There may be an adjustment period where you are trying to understand the struggles that your body is experiencing, so this may be a trial period for you.
If you are dealing with imbalance, stability, and balance issues, try to limit your movements to stationary and low-impact options. Avoid quick movements that could cause you to trip or fall.
Be mindful of strenuous workouts as putting your body under too much stress can result in a negative impact, and can cause symptoms to flare.
3 important tips to focus on:
1.) Set up a consistent workout schedule.
With many of the challenges we face with this disease, the ability to control your workout and your mind is a game changer.
2.) Listen to your body. Work out for no more than 45-60 minutes at a time. Unfortunately, the fatigue that comes from Multiple sclerosis can be extremely difficult, so setting some limitations related to our workouts is important; to prevent any more added stress to your body.
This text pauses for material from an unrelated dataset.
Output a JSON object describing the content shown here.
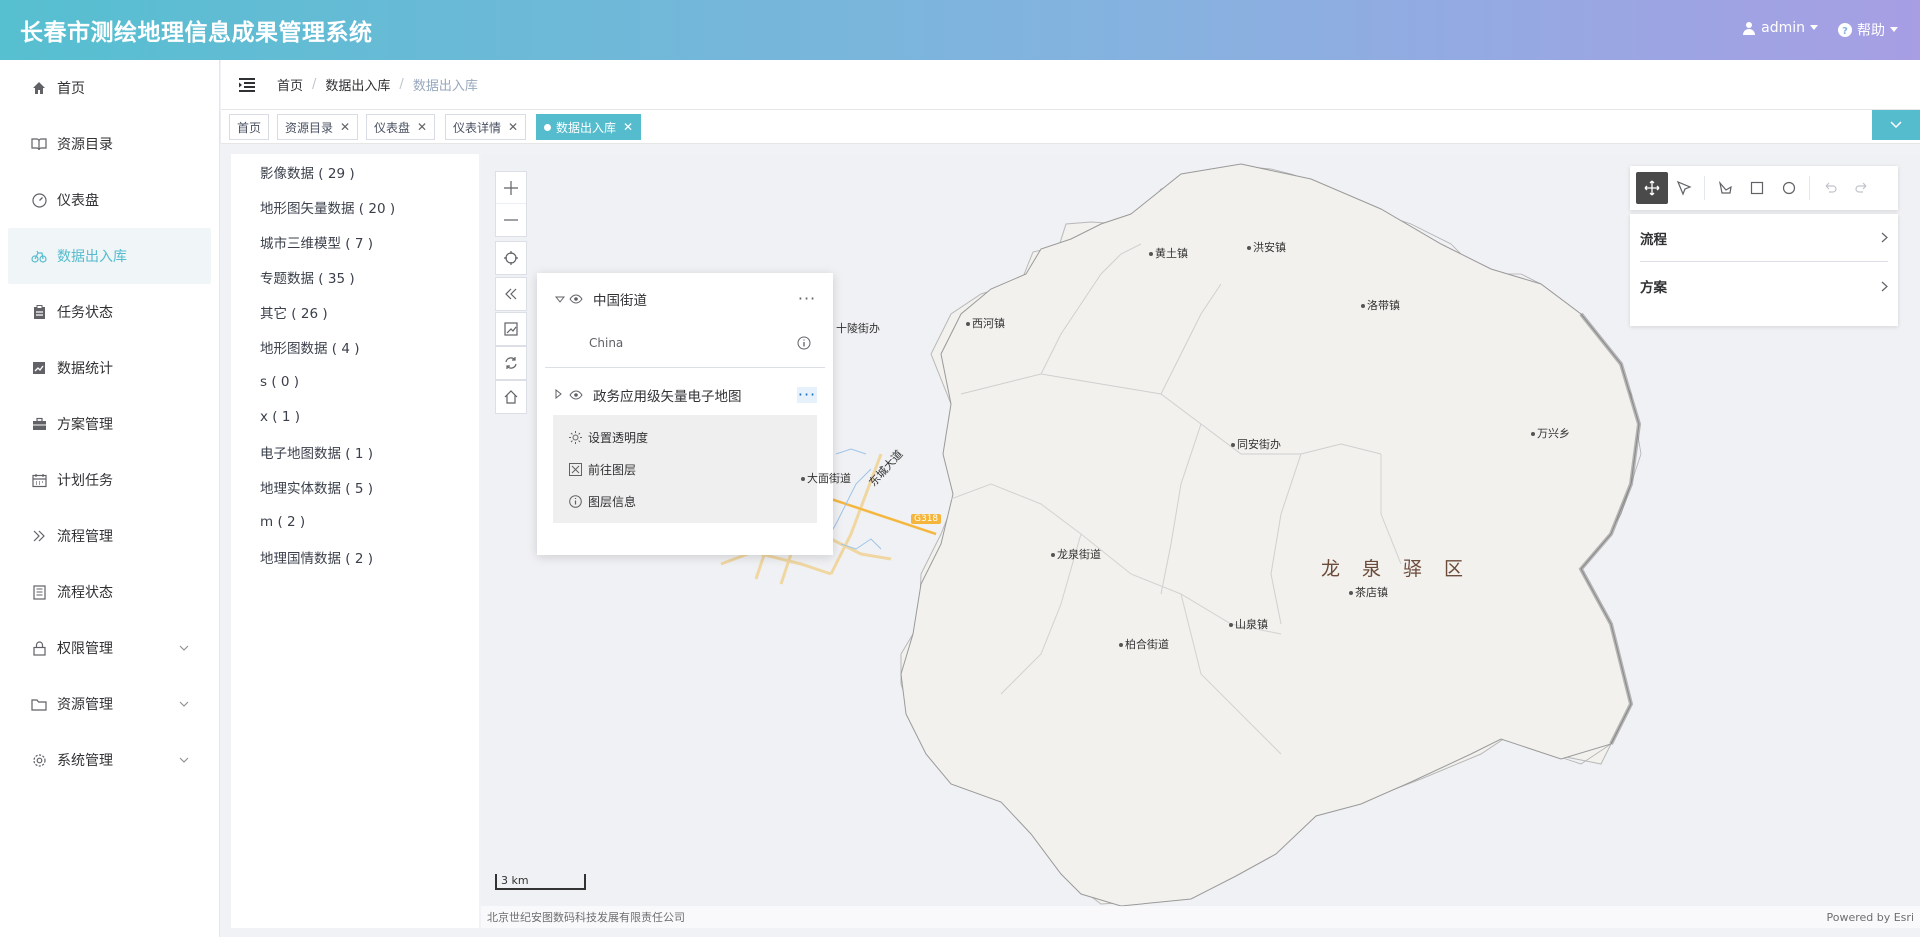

3.) Find a supportive network and community to join. When you are surrounded by like-minded people, the support of others will help keep your morale up and keep you encouraged. Find your tribe and you will be unstoppable.
Ms. Namita Nayyar:
Significance of mental health?
Ms. Christina Hooper:
This one should be your number one priority. The level of your mental health will dictate your day-to-day activities.
Your mental health is everything, prioritize it. It is important because it will help you cope with the stress of life, be physically healthy, have good relationships, and realize your full potential.
Mental health I just as important as physical health. Remember that.
Disclaimer
The Content is not intended to be a substitute for professional medical advice, diagnosis, or treatment. Always seek the advice of your physician or other qualified health provider with any questions you may have regarding a medical condition.